Единственное, чего Нини не могла запереть, это дверцу холодильника, огромного, ресторанного, в котором поместились бы бычьи туши. В нем хранились бутылки. За спиной у мамаши я намешивала себе самые немыслимые коктейли. Труднее всего было унести стакан: руки заняты костылями. Приходилось ставить его на пол и подталкивать ногами метр за метром до самой террасы. Там, раздевшись догола, не считая гипса, я растягивалась на полу и потихоньку пропитывалась спиртом и солнцем.
К возвращению хозяев я успевала искупаться в прачечной, почистить зубы и встречала их свеженькая, трезвая и умирающая от жажды:
– Во рту пересохло – жарища дикая!
Бедолага Пьер подбивал меня принимать клиентов, а я между тем тайком попивала виски, припрятанное именно для такого рода приемов.
– Мне-то что, – говорю я, – но что скажет Жюльен, если узнает, что стал котом.
– Ну, заладила: кот да кот… Это ведь все слова. А Жюльен будет только рад, он не любит оставаться в долгу… И потом, если я не ошибаюсь, вы с ним не женаты?
Деньги я буду зарабатывать, чтобы погасить долг, и только, иначе он, Пьер, и не взял бы их, а что касается Жюльена, то если уж я вправду считаю его мужем, ему можно представить дело самым невинным образом.
– Что-что, а пудрить мозги женщины умеют!
Итак, приличия не пострадают: Пьер забирает то, что ему причитается. Жюльен знать ничего не знает, а я тружусь для пользы дела, в этом греха никакого нет.
Но мне на приличия наплевать, и я все рассказываю Жюльену.
И даже немного сгущаю краски.
– Дорого мне обходятся эти разговоры с Пьером, еще неизвестно, кто у кого в долгу…
Жюльен явился среди ночи. В прошлый раз Нини пришлось вскочить с постели и открывать ему, а утром, в одиннадцать часов, притащив нам поднос с завтраком, она раздраженно проворчала:
– Больше этот номер не пройдет, хватит с меня! Звоните сколько влезет, хоть до посинения… Я вам не прислуга! Без записки, без звонка в два часа ночи заваливаться! Нет уж, извините, ровно в одиннадцать я запираю ворота и спускаю собаку – у нас так и было заведено, пока мы держали гостиницу.
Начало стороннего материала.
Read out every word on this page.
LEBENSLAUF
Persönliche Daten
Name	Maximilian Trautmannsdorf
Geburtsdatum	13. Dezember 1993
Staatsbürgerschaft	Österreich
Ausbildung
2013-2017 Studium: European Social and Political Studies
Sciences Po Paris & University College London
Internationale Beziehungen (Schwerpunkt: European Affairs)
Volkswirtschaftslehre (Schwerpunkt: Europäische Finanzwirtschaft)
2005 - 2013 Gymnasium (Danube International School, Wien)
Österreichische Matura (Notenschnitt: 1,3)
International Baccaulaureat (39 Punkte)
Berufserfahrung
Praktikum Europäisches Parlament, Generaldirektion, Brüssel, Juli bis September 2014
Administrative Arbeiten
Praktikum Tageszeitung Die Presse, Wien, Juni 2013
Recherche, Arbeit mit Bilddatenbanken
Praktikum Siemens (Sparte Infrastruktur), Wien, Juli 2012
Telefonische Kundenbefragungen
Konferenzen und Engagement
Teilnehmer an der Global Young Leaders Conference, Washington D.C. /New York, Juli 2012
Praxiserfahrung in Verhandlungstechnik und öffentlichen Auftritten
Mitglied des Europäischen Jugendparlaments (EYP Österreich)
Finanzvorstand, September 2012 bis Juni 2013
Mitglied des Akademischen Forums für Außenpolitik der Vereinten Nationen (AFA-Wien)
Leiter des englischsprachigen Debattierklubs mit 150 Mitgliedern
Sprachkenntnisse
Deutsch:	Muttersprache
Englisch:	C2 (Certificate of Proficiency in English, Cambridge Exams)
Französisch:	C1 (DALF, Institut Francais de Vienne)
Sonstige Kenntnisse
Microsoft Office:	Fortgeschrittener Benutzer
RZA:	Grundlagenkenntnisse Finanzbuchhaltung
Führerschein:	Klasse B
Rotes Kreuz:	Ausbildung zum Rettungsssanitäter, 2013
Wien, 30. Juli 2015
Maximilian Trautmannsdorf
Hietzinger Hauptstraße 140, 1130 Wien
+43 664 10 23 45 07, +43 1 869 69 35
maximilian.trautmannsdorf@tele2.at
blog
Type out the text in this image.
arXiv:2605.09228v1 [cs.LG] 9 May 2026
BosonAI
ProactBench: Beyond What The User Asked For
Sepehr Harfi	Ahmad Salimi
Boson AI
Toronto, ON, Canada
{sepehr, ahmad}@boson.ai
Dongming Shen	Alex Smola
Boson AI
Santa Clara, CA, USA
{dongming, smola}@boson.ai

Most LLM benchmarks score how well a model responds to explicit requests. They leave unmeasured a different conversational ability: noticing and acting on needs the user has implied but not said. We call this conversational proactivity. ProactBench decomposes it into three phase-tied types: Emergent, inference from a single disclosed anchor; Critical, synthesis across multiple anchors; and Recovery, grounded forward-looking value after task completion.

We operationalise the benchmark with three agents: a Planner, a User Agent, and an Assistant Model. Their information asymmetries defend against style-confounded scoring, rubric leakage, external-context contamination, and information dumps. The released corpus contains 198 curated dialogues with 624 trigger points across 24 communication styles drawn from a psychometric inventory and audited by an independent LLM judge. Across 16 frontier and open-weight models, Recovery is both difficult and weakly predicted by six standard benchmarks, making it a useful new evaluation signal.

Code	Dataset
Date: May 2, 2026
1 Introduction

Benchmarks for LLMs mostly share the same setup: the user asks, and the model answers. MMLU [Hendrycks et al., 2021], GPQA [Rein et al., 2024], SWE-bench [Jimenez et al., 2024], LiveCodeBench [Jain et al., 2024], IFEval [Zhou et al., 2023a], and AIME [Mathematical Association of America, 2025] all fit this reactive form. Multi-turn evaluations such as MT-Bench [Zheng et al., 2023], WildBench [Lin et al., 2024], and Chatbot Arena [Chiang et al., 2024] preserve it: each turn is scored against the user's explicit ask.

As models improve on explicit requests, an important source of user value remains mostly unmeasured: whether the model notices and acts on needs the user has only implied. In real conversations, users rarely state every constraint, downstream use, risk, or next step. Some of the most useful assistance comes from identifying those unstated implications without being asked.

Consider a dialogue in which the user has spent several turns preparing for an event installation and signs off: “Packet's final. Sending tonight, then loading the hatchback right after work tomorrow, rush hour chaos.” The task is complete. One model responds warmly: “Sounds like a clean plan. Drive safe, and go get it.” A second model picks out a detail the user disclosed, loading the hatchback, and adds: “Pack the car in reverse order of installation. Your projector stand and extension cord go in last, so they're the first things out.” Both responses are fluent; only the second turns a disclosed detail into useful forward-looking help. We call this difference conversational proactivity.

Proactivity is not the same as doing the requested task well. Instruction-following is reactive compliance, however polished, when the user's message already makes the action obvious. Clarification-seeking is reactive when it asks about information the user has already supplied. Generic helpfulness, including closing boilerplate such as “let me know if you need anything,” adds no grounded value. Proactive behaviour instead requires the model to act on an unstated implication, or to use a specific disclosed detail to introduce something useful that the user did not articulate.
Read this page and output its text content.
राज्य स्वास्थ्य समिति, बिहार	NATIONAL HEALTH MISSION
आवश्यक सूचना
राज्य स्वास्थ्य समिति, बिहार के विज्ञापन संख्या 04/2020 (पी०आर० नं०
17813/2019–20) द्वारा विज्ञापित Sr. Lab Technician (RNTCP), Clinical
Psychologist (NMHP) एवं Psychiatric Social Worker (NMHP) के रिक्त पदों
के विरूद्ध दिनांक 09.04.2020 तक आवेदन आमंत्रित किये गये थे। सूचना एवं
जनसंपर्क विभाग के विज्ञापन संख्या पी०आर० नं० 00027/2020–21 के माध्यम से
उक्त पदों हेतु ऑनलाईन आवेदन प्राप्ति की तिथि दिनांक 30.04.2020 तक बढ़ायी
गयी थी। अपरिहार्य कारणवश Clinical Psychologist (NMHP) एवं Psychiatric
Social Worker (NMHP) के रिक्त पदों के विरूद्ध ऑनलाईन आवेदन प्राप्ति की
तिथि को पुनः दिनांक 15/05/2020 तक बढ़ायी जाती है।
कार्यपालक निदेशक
Что ж, на этот раз Жюльен перелез через забор, приласкал пса и влез в окно первого этажа. Обычно я не запираю двери. Только если вечером у меня нервы на пределе и я злюсь, что сменила одну тюрьму на другую, я запираюсь на два поворота ключа – все-таки приятнее думать, что дверь своей камеры я закрываю сама. Если же вечер заканчивается вкусным ужином, желудки дружно переваривают пищу, приправленную мирными звуками – посуда в руках Нини, шарманка Пьера, – вся компания размякает в сонном умиротворении, дверь остается приоткрытой: пусть хозяева, проходя ночью в туалет, заметят эту деликатную щелку, знак доверия. Но однажды утром я получила от Нини замечание: если дверь закрыта неплотно, отвисают петли, а кто будет платить за ремонт, уж не вы ли?
Что ж, я стала плотно закрывать дверь и в добрые вечера.
Жюльен вошел совершенно бесшумно, так что если бы я спала, то даже не проснулась бы. Но я не спала. Я никогда не сплю. Во всяком случае, я чувствую себя даже слишком бодрой, когда Жюльен приходит, ложится и тут же отключается. Я бы и рада быть такой же усталой и уснуть рядом с ним, а не тормошить его, не приставать к нему, сонному.
– Прости, котенок, – говорит он, – я сегодня еле живой…
Я сердито отползаю на самый край кровати и притворяюсь спящей – хоть бы и правда заснуть!.. Отчего я так хочу его, только его? Конечно, он облегчает мою боль, развеивает скуку, он моя радость, но… Если бы я могла двигаться, если бы рядом был еще кто-нибудь, выбрала бы я его или нет?
В эту ночь Жюльен был в форме.
– То-то Нини утром скроит рожу! Хочется пить, схожу-ка я на кухню. Тебе чего-нибудь принести?
– Угу. Стакан воды. На четыре пятых разведенной “Рикаром”.
Текут часы. Мы лежим не шевелясь, голые, в испарине, вдыхая проникающий сквозь ставни прохладный воздух.
– У меня здесь есть рубашки? – вдруг спрашивает Жюльен.
– Да, я перестирала и перегладила целый мешок твоего барахла. Нини сказала, что раз я называюсь твоей женой, то должна заботиться о твоем белье.
– Нет, серьезно? Она заставила тебя вкалывать? С твоей ногой?